Stockpile Destruction: The TWG chair presented a global overview of stockpiles and stockpile destruction efforts at both meetings at the invitation of the SC co-chairs Italy and Guatemala, a standard practice since 1999. Landmine Monitor also issued fact sheets on stockpile destruction progress and challenges. An issue raised frequently by the TWG chair was resolved in 2004 when Turkmenistan agreed to destroy approximately 69,000 antipersonnel mines, which were initially retained for training, by the time of the Nairobi Summit.

United Nations General Assembly: In 2003, the ICBL circulated updates to its membership on UNGA Resolution 58/53, which urged universalization and implementation of the Mine Ban Treaty. The resolution secured 153 votes in favor, none against, and 23 abstentions.

Convention on Conventional Weapons: Several ICBL members, including the TWG chair, participated in CCW meetings on Explosive Remnants of War (ERW) and Mines Other Than Anti-Personnel Mines (MOTAPM) during 2003 and 2004, as well as the Fifth Annual Conference of the States Parties to Amended Protocol II on 26 November 2003. The ICBL has stated its view that the CCW is a useful international instrument for addressing humanitarian and conventional weapons issues if its work is efficiently conducted and accompanied by political will.
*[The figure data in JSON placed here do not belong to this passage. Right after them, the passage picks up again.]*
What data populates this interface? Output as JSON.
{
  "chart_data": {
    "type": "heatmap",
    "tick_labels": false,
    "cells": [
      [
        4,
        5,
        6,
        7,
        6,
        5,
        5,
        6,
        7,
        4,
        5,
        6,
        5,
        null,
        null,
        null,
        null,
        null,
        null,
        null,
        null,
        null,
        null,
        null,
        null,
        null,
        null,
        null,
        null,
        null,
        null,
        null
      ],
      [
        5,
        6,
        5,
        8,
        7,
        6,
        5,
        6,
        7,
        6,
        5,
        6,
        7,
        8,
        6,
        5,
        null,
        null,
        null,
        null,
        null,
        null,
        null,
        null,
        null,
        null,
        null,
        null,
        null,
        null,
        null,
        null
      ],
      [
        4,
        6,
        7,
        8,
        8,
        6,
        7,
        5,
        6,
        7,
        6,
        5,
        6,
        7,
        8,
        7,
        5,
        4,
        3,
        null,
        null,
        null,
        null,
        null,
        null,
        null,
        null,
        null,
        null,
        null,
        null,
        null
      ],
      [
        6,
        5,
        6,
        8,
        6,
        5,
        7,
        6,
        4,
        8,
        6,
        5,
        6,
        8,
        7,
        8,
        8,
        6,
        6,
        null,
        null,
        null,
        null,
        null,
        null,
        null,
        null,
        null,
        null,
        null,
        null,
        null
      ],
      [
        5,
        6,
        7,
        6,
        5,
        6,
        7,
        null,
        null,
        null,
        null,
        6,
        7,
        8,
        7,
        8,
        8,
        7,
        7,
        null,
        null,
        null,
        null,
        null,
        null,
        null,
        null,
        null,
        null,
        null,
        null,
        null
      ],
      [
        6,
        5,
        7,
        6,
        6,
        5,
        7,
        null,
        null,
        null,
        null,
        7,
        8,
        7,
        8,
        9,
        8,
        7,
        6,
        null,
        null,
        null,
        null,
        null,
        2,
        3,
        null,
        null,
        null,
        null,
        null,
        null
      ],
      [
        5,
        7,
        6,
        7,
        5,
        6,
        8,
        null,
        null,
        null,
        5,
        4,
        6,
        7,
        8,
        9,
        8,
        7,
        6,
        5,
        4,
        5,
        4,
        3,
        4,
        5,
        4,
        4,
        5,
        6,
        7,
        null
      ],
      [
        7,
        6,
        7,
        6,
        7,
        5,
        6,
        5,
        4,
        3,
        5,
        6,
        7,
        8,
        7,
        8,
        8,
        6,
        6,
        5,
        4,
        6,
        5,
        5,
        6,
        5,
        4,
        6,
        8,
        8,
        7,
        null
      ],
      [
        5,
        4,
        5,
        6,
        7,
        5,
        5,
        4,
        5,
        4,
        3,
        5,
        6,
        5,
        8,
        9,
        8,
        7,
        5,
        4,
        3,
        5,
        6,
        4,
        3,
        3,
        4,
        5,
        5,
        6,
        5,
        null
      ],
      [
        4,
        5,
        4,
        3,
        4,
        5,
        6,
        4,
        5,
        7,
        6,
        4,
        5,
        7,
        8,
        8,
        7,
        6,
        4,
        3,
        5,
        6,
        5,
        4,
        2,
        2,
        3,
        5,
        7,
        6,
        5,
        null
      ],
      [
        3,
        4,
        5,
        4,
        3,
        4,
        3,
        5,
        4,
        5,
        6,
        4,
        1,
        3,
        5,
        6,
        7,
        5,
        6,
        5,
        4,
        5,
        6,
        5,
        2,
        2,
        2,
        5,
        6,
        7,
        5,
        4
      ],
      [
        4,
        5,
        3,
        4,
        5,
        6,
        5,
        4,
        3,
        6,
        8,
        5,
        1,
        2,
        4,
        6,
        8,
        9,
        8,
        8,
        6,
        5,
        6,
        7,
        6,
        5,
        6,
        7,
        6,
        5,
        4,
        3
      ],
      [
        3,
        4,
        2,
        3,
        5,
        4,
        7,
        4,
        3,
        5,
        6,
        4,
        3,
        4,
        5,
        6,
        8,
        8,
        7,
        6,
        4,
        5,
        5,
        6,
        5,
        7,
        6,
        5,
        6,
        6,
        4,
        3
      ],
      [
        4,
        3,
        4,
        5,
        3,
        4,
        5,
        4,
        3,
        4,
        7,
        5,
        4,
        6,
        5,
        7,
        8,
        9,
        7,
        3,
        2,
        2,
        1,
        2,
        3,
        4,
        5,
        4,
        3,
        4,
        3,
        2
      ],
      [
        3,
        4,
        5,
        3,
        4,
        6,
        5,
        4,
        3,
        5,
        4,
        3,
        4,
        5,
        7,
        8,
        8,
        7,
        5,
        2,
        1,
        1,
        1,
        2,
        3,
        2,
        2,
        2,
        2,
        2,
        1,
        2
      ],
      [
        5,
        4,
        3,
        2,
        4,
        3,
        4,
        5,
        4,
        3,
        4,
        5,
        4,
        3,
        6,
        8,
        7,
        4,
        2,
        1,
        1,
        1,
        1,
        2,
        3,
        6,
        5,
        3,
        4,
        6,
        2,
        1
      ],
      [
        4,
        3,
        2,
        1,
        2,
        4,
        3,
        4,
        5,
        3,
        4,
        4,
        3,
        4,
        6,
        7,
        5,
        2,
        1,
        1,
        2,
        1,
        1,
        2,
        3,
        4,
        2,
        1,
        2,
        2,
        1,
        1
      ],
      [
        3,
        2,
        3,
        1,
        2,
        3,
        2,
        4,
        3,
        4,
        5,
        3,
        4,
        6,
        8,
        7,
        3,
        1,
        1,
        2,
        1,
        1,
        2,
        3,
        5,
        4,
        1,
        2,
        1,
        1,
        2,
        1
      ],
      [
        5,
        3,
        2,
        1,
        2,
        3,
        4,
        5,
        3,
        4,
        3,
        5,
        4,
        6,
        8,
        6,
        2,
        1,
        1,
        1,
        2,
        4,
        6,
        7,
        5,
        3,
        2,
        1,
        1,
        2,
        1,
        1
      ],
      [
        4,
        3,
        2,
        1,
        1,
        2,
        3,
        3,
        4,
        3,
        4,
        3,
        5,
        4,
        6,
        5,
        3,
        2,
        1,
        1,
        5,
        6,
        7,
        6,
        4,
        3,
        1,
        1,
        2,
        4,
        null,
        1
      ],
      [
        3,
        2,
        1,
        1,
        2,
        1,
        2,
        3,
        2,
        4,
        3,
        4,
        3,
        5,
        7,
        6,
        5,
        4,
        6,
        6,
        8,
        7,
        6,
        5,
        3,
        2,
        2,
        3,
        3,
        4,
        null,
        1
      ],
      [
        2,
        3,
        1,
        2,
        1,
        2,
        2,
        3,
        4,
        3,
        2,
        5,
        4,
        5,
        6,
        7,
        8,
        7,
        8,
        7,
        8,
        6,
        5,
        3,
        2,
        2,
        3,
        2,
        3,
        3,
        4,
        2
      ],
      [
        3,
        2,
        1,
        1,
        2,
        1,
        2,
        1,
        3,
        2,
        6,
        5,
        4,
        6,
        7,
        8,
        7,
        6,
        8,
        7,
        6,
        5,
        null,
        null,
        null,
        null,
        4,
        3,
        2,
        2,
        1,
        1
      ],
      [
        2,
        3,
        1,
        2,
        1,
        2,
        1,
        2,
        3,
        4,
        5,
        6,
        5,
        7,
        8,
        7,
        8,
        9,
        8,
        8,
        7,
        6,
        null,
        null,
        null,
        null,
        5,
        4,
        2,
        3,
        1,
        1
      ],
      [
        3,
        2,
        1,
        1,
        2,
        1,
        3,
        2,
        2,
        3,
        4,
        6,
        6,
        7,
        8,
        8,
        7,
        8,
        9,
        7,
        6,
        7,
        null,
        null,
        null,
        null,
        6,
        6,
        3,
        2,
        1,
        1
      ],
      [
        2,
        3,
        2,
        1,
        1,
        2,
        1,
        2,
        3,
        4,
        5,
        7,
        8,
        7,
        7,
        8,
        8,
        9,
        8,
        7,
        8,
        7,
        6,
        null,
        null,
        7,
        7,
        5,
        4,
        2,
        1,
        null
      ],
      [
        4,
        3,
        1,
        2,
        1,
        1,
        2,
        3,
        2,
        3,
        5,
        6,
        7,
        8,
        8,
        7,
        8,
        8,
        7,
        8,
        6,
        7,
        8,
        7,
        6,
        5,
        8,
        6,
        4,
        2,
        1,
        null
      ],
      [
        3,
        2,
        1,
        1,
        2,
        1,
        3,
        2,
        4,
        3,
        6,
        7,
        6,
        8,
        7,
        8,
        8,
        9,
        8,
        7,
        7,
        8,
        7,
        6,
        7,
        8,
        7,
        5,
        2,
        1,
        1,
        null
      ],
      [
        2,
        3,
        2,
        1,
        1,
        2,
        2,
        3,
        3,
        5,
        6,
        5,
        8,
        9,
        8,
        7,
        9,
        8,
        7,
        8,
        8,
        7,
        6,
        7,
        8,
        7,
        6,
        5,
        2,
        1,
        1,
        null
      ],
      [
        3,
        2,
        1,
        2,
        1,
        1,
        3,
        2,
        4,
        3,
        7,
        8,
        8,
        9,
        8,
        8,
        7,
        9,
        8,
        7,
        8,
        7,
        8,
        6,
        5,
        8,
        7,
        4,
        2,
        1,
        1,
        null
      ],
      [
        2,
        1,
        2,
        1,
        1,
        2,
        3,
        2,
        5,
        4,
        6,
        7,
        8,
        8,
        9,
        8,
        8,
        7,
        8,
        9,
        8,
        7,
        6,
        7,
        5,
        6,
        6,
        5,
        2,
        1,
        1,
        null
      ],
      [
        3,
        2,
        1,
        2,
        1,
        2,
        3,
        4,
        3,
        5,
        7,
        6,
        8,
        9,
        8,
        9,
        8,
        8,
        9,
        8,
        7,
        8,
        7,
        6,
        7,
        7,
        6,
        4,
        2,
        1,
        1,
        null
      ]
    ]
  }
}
After one year of negotiations CCW members agreed in December 2003 to a new protocol on Explosive Remnants of War that essentially extends the post-conflict requirements set forth in 1996 Amended Protocol II on landmines to all explosive remnants of war. ICBL members welcomed the agreement as a step forward, but expressed disappointment at its weaknesses, especially the numerous qualifiers and ambiguities.

Several ICBL members are part of the Cluster Munition Coalition (CMC), launched in November 2003, and since December 2001, the ICBL has supported calls to establish a moratorium on the use, production and trade of cluster munitions. Negotiators chose not to address specifically the issue of cluster munitions in the protocol, but agreed to continue discussions in 2004 on “preventive measures,” including those related to cluster munitions, and also antivehicle mines. The ICBL has urged member states to negotiate a legally binding instrument to end the civilian casualties caused by antivehicle mines, and has encouraged all States to examine their national stocks to take steps to eliminate antivehicle mines with sensitive fuses or antihandling devices that cause the mine to function like an antipersonnel mine, as these are already prohibited by the Mine Ban Treaty.

During the 2003 and 2004 CCW meetings, the ICBL and other NGOs organized bilateral meetings with a number of non-signatories, as well as various briefings for Conference delegates and the press. TWG members prepared a number of documents for the deliberations. Landmine Action UK issued several reports on explosive remnants of war in 2003, while HRW issued a fact sheet detailing its concerns about actions by Amended Protocol II States Parties. As of September 2004, ten of the sixty-nine States Parties to Amended Protocol II (Landmines) were not signatories or party to the 1997 Mine Ban Treaty: China, Finland, India, Israel, Latvia, Morocco, Pakistan, South Korea, Sri Lanka, and the United States.

Conference on Disarmament: The ICBL strongly opposes any effort to deal with antipersonnel mines in the CD, which has not been able to agree on a negotiating mandate since 1997. On 29 July 2004, the US announced its intent to pursue negotiations of an international ban on the sale or export of “persistent” non-self-destructing land mines in the Conference on Disarmament (CD), during the third and final session of the CD for 2004. The ICBL supports the position expressed by Canada that the 42 CD member states that are already part of the Mine Ban Treaty “will not be in a position to enter negotiations on a lesser ban, aimed at arresting trade in one category of antipersonnel mines alone, but implying the acceptability of trade in other categories of these weapons.”[3]


[3] Canadian Statement to Conference on Disarmament Plenary, Geneva, 29 July 2004.